That's the point. There isn't anything "wrong" or "sinful" about it in the religious sense of being evil. It's natural and inevitable. But it's "sinful" in the biblical sense of the child (us) going astray by intentionally defying and separating ourselves from our loving parent (God). That's what Adam and Eve did by eating the only thing in the garden that was forbidden, and every human child does it, much to the dismay of their parent. That's why it's the original sin and the sin no human can avoid committing. We "go astray" by intentionally separating ourselves from God, just as we intentionally separate ourselves from our parents when we're toddlers. It's a necessary part of our nature, and we can't avoid it.
But have you ever thought about the second sin? It's blaming someone else or something else when we go astray. As soon as God realizes Adam and Eve broke the rule by eating the forbidden fruit, Eve says the serpent tricked her into eating it.

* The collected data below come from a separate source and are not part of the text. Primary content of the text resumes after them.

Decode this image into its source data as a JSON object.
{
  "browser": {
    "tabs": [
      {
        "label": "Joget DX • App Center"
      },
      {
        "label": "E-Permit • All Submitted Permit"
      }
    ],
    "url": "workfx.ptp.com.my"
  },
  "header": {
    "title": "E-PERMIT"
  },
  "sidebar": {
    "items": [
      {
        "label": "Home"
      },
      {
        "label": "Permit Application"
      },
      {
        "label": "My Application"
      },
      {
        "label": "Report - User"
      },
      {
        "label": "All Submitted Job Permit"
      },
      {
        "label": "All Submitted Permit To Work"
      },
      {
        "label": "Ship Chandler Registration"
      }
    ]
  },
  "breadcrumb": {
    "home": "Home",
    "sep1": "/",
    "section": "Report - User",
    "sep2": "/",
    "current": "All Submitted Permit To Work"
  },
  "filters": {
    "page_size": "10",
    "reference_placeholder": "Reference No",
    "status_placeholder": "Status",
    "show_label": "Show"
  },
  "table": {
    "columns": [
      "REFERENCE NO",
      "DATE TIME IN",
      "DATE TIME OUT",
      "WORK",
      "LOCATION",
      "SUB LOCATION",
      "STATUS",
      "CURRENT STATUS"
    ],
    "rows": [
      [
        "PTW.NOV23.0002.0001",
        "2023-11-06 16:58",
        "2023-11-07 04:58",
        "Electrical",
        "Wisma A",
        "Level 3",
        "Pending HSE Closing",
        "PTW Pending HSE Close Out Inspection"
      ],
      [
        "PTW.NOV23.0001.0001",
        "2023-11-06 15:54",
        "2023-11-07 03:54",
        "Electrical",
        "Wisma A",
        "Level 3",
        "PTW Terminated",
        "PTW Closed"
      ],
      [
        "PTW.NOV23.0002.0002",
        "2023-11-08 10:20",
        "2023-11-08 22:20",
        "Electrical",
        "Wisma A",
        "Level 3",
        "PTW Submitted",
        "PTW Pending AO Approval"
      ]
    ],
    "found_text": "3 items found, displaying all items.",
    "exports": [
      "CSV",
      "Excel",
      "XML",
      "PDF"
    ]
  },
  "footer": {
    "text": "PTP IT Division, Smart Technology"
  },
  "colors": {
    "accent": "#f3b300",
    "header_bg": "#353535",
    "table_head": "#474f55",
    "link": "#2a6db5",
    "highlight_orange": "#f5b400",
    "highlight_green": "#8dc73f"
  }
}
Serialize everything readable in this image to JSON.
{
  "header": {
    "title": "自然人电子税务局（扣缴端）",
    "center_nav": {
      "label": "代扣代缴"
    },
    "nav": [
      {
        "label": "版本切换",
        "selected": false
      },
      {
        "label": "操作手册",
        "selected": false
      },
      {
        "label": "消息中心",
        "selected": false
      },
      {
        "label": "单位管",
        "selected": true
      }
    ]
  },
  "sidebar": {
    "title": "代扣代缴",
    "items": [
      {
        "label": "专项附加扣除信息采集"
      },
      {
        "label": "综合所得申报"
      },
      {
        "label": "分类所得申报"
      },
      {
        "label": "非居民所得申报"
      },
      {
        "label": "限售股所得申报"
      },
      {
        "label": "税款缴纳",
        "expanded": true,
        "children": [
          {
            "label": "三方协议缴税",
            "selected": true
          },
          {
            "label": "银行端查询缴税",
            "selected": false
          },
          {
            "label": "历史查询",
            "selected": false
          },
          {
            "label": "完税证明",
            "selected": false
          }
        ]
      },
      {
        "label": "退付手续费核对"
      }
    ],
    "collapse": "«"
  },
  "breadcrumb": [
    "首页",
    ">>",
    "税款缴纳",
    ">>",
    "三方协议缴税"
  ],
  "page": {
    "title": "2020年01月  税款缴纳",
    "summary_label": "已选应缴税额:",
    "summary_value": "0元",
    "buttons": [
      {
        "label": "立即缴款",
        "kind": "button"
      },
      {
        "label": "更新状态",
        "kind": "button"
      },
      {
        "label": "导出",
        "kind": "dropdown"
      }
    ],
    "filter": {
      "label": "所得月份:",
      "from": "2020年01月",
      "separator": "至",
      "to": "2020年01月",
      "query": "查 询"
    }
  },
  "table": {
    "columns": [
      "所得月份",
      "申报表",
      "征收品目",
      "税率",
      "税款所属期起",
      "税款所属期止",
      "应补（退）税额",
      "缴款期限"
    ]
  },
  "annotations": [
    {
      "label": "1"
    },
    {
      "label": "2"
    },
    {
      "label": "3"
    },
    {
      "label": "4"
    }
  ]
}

And Adam not only blames Eve, he also blames God by saying to God "This woman that you gave me..." tricked him into eating it.
But why was the forbidden tree there in the first place? If God made a perfect paradise for Adam and Eve to live in, he must have had a reason for putting that tree in the middle of it. Did he do it to test whether Adam and Eve would resist the temptation, and therefore be worthy of greater things? Or did he do it because he knew they would need to eat the forbidden fruit later, when they were mature enough to use the knowledge it gave them wisely? Or did God put the tree there because Lucifer told God his perfect little children would defy him if they were tempted in the smallest way?
It's all a myth, a metaphor, an analogy intended to explain a spiritual phenomenon in earthly terms by comparing it to our familiar parent-child relationship. Or if you prefer, it was an attempt to make religion more believable by saying our relationship to God is just like every toddler's relationship to it's parents.